Recessions often result in lower oil prices and lower consumer spending, reducing demand for fuel.
In less than a year after the 2008 financial crisis, the price of a barrel of crude oil fell from $139 to $39.
While oil jumped to around $140 a barrel after the start of the Russia-Ukrainian war in February, Brent crude has fallen to $107 a barrel this month as investors worry about the economic slowdown.
Putin and the economic war
And Russian President Vladimir Putin’s expansion of the war from a battlefield war in Ukraine to an economic war in Europe may be an additional reason for falling prices.
Russia has limited its gas supplies to Europe via the Nord Stream 1 pipeline and reduced flows to Italy. And it cut gas supplies to Finland, Poland, Bulgaria, Denmark’s Ørsted, the Dutch company “Tra Gas” and the energy giant “Shell” from their German contracts, due to the dispute over the payment of gas purchases against the ruble currency.
These measures have raised fears of a difficult winter in Europe, at a time when authorities in the region are now scrambling to fill their underground storage with natural gas supplies.
The demand outlook for China, the world’s largest oil consumer, is also uncertain. It has been slowly reopening parts of the country that were recently closed due to the sudden rise in coronavirus cases.

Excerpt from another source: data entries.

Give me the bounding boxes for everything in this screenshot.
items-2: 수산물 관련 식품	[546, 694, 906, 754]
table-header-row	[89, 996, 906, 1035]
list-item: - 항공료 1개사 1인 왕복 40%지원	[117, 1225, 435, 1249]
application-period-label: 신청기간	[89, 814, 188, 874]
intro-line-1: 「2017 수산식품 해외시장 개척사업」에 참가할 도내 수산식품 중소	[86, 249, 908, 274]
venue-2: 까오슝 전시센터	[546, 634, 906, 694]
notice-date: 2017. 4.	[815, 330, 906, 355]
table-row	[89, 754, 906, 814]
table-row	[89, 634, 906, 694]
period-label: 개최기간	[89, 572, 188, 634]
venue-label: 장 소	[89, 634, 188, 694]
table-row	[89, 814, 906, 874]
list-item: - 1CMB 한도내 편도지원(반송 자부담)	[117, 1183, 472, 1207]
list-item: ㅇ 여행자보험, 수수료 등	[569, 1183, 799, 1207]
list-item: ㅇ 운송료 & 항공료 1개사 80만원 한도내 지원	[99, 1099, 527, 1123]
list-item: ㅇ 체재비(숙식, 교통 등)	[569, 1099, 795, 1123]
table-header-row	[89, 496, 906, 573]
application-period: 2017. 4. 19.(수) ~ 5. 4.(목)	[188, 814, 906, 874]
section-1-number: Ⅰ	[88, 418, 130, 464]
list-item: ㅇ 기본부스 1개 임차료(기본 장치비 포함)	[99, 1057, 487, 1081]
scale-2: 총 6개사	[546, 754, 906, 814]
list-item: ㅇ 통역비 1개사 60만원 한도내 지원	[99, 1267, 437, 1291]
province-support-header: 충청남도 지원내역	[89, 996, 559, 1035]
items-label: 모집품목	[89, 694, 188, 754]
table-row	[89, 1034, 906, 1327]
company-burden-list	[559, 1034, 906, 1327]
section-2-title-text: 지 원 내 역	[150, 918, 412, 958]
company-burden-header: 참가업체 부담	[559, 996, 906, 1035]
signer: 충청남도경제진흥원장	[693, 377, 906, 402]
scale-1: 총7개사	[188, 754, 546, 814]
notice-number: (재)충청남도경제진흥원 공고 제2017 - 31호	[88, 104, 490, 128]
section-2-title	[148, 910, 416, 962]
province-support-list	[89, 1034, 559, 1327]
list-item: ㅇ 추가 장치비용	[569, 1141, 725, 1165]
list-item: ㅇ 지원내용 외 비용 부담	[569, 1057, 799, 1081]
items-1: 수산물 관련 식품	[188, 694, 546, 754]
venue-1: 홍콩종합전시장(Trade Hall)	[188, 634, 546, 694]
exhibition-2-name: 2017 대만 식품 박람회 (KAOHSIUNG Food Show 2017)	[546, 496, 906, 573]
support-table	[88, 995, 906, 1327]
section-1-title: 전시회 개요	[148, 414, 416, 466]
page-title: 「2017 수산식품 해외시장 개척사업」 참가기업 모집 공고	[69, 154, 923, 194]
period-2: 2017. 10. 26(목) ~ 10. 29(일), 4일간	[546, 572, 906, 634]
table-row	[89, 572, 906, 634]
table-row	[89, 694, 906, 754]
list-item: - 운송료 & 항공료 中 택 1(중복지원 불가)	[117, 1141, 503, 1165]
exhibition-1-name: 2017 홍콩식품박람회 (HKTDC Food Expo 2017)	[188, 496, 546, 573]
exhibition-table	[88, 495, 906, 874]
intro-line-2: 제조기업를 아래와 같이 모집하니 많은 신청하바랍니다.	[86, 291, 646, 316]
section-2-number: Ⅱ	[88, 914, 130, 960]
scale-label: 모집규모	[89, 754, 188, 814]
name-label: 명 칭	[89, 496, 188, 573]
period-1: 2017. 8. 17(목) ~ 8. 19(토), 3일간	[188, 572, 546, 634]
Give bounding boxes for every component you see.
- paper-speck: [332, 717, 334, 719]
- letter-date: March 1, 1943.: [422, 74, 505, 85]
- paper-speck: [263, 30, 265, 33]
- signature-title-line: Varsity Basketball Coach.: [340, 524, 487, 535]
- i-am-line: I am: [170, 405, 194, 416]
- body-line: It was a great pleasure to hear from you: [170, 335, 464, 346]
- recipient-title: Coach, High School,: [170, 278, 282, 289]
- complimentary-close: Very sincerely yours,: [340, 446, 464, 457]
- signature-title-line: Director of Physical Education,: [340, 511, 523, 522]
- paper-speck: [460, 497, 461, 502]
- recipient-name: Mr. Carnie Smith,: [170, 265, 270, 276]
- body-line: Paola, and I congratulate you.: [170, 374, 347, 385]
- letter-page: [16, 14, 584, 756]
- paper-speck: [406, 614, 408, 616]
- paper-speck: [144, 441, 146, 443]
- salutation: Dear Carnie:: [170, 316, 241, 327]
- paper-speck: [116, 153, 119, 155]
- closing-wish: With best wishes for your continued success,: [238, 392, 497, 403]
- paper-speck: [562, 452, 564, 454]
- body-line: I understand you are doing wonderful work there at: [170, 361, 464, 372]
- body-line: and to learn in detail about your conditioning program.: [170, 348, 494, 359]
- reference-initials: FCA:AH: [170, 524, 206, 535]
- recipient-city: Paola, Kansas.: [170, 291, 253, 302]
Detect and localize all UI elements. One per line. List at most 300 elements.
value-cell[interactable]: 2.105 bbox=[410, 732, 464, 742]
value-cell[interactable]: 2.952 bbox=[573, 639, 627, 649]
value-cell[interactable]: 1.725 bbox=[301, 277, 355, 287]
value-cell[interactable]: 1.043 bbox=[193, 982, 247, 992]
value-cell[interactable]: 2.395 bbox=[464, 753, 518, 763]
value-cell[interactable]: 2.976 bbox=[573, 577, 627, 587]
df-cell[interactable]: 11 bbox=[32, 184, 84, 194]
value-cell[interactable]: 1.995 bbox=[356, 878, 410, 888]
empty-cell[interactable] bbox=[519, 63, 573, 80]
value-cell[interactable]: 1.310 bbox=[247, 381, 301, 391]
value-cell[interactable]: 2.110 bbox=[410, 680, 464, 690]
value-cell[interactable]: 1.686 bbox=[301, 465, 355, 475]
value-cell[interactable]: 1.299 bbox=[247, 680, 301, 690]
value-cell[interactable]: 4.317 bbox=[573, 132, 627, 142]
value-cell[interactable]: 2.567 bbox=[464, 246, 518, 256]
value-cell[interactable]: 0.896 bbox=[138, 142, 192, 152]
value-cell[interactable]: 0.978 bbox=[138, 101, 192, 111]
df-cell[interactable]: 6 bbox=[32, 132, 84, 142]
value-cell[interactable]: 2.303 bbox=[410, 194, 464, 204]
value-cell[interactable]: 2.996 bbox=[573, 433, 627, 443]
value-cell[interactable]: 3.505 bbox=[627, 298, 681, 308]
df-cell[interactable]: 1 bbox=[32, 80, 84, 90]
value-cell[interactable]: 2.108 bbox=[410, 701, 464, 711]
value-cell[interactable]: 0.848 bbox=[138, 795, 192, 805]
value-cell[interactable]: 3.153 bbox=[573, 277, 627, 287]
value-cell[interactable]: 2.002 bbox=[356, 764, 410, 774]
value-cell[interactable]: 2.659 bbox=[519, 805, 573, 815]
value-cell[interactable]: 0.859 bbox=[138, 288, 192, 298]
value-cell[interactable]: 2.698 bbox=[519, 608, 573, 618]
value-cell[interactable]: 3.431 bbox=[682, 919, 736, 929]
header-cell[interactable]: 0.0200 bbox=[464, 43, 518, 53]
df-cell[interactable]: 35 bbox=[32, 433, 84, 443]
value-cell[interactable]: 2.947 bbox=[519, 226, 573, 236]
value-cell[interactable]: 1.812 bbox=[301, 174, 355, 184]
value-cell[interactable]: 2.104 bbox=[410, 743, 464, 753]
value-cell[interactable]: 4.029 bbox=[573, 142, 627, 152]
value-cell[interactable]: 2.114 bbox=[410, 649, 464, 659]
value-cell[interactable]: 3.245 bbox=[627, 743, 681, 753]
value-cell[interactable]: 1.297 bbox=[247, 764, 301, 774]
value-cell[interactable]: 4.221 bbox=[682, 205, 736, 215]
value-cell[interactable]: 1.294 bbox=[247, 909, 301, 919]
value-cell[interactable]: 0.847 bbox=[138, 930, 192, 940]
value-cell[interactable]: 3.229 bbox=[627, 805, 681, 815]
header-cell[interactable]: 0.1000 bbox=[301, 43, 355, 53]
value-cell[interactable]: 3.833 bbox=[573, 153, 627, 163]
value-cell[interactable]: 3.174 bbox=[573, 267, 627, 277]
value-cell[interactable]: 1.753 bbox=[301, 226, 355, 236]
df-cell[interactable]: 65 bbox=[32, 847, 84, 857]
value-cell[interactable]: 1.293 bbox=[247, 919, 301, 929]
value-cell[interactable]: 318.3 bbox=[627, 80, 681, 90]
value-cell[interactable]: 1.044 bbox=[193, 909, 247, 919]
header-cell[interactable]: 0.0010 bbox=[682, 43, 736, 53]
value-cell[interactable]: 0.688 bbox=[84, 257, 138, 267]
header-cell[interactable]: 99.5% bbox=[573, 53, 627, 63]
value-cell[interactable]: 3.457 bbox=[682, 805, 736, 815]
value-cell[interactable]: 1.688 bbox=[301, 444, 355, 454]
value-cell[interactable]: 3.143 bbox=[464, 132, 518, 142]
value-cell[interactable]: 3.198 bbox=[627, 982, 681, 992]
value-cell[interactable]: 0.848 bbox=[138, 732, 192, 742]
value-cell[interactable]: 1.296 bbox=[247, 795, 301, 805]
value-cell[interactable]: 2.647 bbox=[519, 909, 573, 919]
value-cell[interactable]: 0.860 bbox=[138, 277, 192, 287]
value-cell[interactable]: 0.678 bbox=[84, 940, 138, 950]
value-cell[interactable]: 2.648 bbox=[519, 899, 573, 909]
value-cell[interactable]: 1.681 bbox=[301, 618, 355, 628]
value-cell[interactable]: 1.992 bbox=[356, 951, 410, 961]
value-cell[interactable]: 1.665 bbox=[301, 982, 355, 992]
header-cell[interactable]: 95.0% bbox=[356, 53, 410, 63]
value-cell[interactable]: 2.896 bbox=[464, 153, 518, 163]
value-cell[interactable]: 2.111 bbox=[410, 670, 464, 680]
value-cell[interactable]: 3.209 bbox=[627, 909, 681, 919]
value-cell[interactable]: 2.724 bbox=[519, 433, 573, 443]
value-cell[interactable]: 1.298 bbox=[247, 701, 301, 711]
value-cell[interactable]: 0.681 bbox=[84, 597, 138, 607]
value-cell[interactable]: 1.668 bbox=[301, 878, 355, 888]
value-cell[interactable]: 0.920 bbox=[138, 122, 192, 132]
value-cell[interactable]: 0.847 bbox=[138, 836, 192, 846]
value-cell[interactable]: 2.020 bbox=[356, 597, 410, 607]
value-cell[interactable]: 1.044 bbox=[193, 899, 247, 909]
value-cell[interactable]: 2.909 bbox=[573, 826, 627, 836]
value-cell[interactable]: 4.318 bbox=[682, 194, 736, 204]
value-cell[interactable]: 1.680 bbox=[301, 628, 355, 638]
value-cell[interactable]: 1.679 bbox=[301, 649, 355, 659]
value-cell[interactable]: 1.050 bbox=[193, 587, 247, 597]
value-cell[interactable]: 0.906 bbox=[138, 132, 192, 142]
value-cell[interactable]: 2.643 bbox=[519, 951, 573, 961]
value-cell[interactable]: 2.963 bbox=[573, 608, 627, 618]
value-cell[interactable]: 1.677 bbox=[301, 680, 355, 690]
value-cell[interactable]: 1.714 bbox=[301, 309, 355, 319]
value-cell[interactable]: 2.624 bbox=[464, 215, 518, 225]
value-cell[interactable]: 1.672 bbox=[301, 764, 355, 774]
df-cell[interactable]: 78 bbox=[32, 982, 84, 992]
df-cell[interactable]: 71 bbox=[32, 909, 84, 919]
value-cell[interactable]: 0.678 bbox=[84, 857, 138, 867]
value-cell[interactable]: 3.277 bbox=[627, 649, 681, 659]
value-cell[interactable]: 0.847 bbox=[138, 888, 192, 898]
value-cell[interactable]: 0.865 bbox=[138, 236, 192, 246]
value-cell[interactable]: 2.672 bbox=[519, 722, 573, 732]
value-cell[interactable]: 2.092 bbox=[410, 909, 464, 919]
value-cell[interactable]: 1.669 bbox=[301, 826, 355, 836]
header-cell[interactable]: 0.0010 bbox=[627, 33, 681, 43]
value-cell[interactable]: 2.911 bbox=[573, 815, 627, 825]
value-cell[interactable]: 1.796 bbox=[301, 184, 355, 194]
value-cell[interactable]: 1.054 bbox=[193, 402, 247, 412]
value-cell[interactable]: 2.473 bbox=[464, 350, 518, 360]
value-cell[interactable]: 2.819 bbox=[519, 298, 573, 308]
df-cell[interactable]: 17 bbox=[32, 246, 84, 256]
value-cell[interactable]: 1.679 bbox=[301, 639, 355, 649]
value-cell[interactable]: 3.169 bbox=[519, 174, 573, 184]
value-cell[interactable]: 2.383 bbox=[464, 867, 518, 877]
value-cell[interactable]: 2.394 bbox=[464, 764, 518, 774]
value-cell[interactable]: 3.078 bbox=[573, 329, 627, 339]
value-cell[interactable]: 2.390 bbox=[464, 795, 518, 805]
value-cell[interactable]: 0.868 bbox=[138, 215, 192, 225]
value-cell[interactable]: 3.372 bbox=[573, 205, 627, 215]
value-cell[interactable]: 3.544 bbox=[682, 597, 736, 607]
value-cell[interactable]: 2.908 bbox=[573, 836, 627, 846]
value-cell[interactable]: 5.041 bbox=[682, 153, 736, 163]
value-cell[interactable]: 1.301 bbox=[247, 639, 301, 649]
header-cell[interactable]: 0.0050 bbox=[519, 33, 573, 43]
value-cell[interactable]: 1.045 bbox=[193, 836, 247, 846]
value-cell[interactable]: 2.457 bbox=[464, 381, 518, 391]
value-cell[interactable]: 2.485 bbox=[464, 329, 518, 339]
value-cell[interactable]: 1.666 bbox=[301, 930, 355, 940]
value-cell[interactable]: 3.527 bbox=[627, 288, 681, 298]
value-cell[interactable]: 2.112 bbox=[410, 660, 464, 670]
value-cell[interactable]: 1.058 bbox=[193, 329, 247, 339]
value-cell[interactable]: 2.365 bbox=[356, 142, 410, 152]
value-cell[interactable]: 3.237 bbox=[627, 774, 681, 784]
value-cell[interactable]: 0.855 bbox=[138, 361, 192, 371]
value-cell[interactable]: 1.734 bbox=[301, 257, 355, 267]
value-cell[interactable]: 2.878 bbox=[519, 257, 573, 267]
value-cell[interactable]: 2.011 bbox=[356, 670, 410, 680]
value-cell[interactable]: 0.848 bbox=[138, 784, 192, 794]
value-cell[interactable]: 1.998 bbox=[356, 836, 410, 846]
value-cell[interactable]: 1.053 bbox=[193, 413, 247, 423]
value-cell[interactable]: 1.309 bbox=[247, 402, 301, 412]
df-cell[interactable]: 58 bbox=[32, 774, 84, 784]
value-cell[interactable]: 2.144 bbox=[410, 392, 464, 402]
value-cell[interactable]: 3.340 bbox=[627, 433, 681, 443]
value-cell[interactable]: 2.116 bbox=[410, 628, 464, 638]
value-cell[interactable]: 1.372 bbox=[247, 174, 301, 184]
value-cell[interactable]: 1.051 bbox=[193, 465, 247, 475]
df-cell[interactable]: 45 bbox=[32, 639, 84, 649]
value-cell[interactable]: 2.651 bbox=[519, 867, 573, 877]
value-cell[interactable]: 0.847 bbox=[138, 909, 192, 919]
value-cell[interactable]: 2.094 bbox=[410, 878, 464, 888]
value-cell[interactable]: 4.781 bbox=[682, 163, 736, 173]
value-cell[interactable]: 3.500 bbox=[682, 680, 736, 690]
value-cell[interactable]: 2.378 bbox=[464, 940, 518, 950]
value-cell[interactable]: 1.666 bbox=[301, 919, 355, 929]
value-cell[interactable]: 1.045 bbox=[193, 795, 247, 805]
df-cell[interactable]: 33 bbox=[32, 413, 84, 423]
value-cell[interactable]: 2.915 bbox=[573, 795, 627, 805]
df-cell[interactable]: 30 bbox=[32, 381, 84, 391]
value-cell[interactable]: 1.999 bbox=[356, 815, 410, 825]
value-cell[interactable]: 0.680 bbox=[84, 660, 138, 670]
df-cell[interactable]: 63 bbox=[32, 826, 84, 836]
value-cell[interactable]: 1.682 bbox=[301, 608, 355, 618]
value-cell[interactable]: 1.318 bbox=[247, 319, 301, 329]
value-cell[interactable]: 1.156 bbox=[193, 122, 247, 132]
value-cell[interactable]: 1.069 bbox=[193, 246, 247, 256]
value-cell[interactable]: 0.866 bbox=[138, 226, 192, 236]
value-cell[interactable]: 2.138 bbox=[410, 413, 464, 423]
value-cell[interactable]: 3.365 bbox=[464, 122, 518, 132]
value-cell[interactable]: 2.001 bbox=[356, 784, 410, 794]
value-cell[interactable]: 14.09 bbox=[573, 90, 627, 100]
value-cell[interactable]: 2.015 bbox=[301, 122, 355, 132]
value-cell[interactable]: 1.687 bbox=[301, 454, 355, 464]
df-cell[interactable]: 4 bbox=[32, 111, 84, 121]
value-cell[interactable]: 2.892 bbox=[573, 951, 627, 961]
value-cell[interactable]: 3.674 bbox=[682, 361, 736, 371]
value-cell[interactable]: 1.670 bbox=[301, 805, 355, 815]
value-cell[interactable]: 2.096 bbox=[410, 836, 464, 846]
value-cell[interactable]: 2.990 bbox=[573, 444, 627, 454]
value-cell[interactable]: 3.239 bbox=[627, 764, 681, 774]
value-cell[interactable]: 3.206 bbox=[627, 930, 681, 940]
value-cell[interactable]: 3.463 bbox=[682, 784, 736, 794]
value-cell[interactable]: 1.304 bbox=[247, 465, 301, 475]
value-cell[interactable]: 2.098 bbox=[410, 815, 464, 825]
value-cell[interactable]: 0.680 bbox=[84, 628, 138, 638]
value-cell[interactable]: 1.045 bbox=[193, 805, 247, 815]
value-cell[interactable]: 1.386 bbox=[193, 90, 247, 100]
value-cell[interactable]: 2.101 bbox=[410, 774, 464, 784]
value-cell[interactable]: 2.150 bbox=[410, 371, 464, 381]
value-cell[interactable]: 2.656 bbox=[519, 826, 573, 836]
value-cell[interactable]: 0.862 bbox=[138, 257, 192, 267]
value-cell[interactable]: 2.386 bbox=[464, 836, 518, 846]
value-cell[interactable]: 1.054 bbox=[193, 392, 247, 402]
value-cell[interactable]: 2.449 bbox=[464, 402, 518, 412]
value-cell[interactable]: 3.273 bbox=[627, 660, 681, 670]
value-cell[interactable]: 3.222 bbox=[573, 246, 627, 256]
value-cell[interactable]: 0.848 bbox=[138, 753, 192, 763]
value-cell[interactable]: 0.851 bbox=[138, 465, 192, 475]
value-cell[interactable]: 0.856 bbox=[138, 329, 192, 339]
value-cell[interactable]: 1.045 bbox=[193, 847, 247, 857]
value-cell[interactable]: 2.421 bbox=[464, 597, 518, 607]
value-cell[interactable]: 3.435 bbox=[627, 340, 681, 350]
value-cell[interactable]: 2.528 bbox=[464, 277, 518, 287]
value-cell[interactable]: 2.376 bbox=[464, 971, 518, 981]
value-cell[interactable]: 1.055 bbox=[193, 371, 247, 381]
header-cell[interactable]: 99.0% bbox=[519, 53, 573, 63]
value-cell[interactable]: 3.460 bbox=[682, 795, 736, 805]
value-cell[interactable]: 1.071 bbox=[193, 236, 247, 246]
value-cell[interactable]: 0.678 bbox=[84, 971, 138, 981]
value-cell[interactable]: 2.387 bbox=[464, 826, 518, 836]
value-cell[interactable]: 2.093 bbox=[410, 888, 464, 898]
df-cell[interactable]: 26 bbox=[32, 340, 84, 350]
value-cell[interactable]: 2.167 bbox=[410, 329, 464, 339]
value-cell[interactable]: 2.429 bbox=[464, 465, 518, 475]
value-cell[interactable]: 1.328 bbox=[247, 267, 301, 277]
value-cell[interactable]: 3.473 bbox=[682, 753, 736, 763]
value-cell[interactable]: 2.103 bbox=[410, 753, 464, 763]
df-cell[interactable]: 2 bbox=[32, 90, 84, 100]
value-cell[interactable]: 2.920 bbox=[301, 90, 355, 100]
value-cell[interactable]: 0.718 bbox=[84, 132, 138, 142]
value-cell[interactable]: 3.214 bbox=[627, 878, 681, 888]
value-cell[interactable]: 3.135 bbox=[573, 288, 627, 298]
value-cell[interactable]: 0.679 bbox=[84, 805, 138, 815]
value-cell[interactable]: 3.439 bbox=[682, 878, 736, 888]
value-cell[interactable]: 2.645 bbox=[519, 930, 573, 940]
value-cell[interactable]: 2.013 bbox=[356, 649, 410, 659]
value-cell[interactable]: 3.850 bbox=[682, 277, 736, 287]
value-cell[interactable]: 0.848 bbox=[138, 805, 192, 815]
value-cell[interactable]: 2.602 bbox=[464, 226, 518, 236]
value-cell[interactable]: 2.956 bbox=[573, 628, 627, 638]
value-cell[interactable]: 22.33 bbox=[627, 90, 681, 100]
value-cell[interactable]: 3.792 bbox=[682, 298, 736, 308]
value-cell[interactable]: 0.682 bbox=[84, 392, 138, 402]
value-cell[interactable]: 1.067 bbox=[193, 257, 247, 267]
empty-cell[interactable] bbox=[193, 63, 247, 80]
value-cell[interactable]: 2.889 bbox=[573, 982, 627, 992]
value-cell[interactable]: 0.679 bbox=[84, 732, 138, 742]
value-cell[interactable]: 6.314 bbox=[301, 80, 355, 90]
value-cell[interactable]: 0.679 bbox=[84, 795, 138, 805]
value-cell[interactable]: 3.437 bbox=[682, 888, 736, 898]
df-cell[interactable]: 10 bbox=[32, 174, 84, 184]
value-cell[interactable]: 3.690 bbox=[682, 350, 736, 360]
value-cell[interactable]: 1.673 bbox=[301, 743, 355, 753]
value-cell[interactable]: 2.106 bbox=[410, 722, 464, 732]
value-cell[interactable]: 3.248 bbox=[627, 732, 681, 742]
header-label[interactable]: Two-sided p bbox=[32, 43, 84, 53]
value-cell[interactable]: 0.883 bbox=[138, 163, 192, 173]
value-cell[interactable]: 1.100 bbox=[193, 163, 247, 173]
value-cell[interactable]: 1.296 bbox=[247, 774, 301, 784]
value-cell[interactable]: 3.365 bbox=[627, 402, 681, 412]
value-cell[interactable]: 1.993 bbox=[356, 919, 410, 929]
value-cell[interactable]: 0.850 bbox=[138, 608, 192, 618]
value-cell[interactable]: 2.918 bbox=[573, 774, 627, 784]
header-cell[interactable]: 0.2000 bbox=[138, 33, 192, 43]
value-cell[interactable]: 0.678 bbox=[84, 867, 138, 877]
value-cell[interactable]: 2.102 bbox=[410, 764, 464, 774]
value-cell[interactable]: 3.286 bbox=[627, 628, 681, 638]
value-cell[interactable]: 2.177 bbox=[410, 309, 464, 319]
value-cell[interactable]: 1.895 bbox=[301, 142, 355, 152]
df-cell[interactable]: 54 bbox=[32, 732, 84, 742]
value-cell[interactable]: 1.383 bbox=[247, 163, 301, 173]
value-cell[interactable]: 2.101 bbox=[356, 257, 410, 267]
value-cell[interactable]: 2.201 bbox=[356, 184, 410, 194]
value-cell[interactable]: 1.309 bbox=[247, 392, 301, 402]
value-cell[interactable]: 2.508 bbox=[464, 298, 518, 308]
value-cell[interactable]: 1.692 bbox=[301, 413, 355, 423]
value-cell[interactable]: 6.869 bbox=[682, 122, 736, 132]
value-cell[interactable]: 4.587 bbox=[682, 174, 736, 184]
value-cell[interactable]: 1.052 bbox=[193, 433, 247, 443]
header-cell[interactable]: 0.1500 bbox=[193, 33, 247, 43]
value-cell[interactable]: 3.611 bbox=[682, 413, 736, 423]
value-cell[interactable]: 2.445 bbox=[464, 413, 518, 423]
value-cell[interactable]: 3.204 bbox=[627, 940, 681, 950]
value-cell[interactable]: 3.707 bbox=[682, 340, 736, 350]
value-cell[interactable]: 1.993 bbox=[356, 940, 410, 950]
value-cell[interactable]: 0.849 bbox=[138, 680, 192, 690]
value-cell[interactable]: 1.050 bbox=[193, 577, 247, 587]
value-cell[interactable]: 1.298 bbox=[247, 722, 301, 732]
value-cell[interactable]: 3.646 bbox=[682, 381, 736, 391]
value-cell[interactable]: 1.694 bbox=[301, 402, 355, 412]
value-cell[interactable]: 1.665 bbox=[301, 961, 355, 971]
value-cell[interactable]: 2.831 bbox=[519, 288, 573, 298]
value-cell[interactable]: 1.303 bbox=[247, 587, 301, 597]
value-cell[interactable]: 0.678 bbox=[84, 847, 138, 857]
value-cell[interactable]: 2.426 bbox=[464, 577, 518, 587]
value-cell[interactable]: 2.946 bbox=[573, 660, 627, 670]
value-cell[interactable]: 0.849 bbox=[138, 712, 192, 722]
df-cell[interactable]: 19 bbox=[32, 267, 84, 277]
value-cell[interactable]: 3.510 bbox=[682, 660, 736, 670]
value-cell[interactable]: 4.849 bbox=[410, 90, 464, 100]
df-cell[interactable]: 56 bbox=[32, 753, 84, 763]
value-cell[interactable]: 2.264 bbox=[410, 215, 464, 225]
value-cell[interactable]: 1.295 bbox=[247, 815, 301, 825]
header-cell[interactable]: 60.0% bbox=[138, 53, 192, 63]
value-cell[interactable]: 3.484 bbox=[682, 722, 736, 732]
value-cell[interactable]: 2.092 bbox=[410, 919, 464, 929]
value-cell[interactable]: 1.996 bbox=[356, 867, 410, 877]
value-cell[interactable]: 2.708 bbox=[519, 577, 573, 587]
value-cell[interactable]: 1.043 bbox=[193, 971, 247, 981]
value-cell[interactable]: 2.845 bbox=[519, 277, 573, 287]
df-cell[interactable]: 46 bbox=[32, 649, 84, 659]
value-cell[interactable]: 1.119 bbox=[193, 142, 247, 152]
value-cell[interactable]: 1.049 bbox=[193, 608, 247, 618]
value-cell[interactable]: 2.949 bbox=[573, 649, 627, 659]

It is not clear how quickly Chinese companies will be able to recover from these restrictions on economic activity.
Standard & Poor’s sees at this point that the extent of the recovery and reopening will have an impact on oil demand, but this uncertainty “prevented the price of oil from rising.”
Many investors are talking about a scenario in which oil prices will fall by another 25 percent by the end of the year.
And options for Brent crude futures show that traders are beginning to ramp up their bets that today’s price of around $100 a barrel may not hold until the end of the year, as higher interest rates slow demand for anything from crude oil, to gasoline and jet fuel.